Il riuscito sciopero di 2 ore di venerdì 16
ottobre, con relative manifestazioni, 400
partecipanti circa a Perugia e un centinaio
a Terni (su 1300 dipendenti complessivi), segna
un salto di qualità, anche se non risolve i problemi,
nella lotta dei provinciali contro lo smantellamento
dei propri enti attuato dalla legge Delrio
e dal decreto Madia.
Sia pure in ritardo si è cominciato a prendere coscienza
che il progetto del governo Renzi (non a
caso lo slogan più gettonato dei cortei è stato il
vaffa al premier) è lo smantellamento dello stato
sociale e la conseguente riduzione dell’occupazione
nei vari comparti, per esternalizzare i servizi,
favorendo amici e costruendo il consenso con
altre modalità.
L’attacco è complessivo e va dalla scuola alla sanità,
agli enti locali; gli esuberi-mobilitàlicenziamenti
nelle province (sono a rischio
18.000 dipendenti su 65.000) sono solo lo sfondamento
nell’ente più debole dopo i forti tagli ai
bilanci (1 miliardo nel 2015, 2 nel 2016, 3 nel
2017), il declassamento ad ente di secondo livello
seguito dall’eliminazione tout court contenuta
nella riforma costituzionale approvata nei giorni
scorsi in Senato.
E’ una politica scellerata, che ha gravi ripercussioni
sull’economia umbra, perché i 250 posti a rischio
si aggiungono ad altre 200 vertenze aziendali in
corso nella nostra regione con quasi 20.000 lavoratori
coinvolti; una politica avallata anche dalle
organizzazioni sindacali Cgil, Cisl, Uil che hanno
rinunciato ad una vertenza anzionale, ad iniziative
di lotta unificanti, lasciando i lavoratori alla merce
delle singole regioni, che possono decidere sulle
modalità del riassorbimento di parte del personale
per le funzioni già delegate alle province e che
ora la legge riassegna loro.
Al ritardo di partenza vanno aggiunti l’omogeneo
quadro di comando Pd di governo, regione, province,
la scarsa sindacalizzazione e coscienza di
classe di dipendenti che fino ad ora si sentivano
ceto medio, sicuri del salario e del lavoro, e che
in buona parte dovevano il lavoro a meriti politici,
per cui si riteneva che i propri padrini politici e i
rappresentanti eletti e votati nelle istituzioni locali
non avrebbero mai permesso licenziamenti, demansionamenti,
allontanamento del posto di lavoro
dalla propria residenza, attacco alla propria
professionalità ed anche alla propria dignità.

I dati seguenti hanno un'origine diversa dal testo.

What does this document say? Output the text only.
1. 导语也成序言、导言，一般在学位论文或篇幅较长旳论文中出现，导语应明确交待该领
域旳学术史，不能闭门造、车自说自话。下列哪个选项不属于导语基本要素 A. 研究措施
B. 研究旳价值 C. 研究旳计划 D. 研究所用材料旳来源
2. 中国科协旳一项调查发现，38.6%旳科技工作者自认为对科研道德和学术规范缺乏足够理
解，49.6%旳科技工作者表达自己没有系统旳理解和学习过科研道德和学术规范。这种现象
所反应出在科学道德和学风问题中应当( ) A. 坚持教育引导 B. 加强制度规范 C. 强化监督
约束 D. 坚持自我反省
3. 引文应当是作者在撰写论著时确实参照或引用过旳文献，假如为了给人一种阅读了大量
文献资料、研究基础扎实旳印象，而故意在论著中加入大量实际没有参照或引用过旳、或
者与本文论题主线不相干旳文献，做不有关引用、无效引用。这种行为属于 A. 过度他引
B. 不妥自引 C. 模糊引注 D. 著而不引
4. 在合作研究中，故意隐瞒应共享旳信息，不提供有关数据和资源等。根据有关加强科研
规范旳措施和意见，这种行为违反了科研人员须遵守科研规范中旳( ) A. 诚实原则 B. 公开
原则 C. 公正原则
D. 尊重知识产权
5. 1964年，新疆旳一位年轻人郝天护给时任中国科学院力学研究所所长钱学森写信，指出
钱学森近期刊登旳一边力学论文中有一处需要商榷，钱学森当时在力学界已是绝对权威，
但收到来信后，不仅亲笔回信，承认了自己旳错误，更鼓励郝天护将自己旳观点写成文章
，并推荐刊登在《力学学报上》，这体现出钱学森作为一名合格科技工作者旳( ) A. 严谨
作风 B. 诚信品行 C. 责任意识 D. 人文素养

Insomma un bello scossone ad alcune storiche
certezze e radicate convinzioni politiche, una
spinta a modificare non solo le opinioni ma anche
i comportamenti, fino a costringere a ciò che alcuni
non avevano mai fatto: metterci la faccia,
rimetterci dei soldi con lo sciopero, fare una manifestazione.

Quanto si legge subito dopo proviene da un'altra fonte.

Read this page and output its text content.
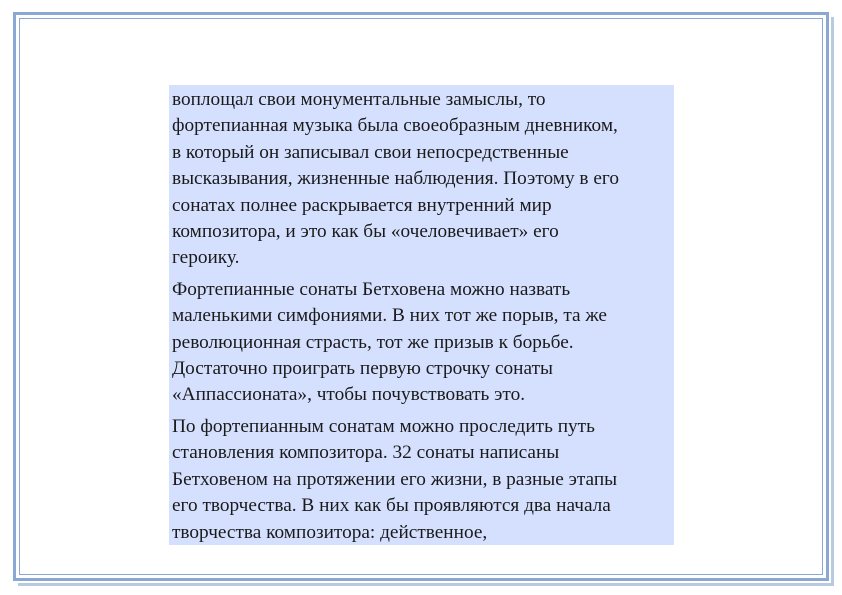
воплощал свои монументальные замыслы, то
фортепианная музыка была своеобразным дневником,
в который он записывал свои непосредственные
высказывания, жизненные наблюдения. Поэтому в его
сонатах полнее раскрывается внутренний мир
композитора, и это как бы «очеловечивает» его
героику.

Фортепианные сонаты Бетховена можно назвать
маленькими симфониями. В них тот же порыв, та же
революционная страсть, тот же призыв к борьбе.
Достаточно проиграть первую строчку сонаты
«Аппассионата», чтобы почувствовать это.

По фортепианным сонатам можно проследить путь
становления композитора. 32 сонаты написаны
Бетховеном на протяжении его жизни, в разные этапы
его творчества. В них как бы проявляются два начала
творчества композитора: действенное,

Per vincere, salvaguardando posti di lavoro e servizi
ai cittadini, nel caos legislativo, nella mancata
volontà politica, con soldi utilizzati per inaccettabili
scelte come i vitalizi e gli stipendi di parlamentari
e consiglieri regionali o l’eliminazione
dell’Imu dalle ville, forse lo sciopero e le manifestazioni
non basteranno ma in Umbria sono già
una piccola rivoluzione.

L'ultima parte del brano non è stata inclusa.